Try Sutrisno memaparkan, mengapa Pembinaan Ideologi Pancasila penting? Karena pertama, sejak era reformasi wacana pembinaan ideologi Pancasila tak hanya ditinggal tapi ditanggalkan. Misalnya BP7 dibubarkan, tapi gak ada penggantinya. Pelajaran pancasila mulai dari Taman Kanak-Kanak sampai universitas tak lagi wajib.
“Kedua, konsekuensi poin pertama, akibatnya ideologi transnasional menjadi bebas masuk ke republik ini. Liberalisme masuk dengan bebas sehingga tatanan ekonomi dikuasai pemilik modal. Demikian juga paham kekhalifahan, intoleransi dan terorisme yang dimotori HTI (Hizbut Tahrir Indonesia). Potensi paham komunis atau neo-komunisme juga harus dicermati dan diwaspadai terus menerus,” jelasnya.

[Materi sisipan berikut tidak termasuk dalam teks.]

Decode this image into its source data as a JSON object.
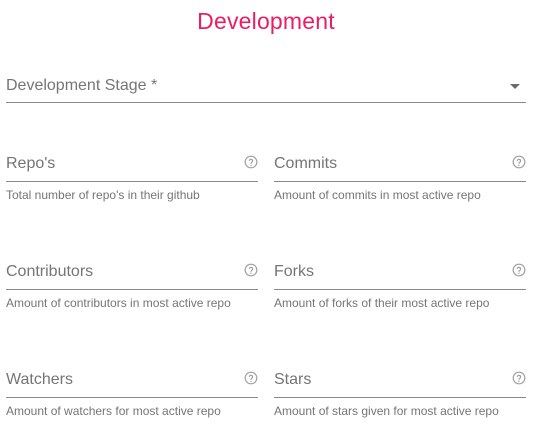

Ketiga menurutnya, potensi ancaman nomor 2 makin mengkhawatirkan dengan makin canggihnya teknologi dgn dominasi negara maju atas negara berkembang. Jajahan tak melulu soal fisik tapi proxywar.
“Kami berharap pimpinan kaji ulang berbagai regulasi perundang-undangan yang ada selama ini, terutama mengkaji ulang perubahan dan amandemen pada UUD’45,” tegasnya.
Keempat, Try Sutrisno menjelaskan, menghadapi tantangan terhadap eksistensi ideologi Pancasila sebagai ideologi negara, maka diperlukan lembaga khusus yang memiliki kewenangan dan tanggung jawab melakukan pembinaan ideologi.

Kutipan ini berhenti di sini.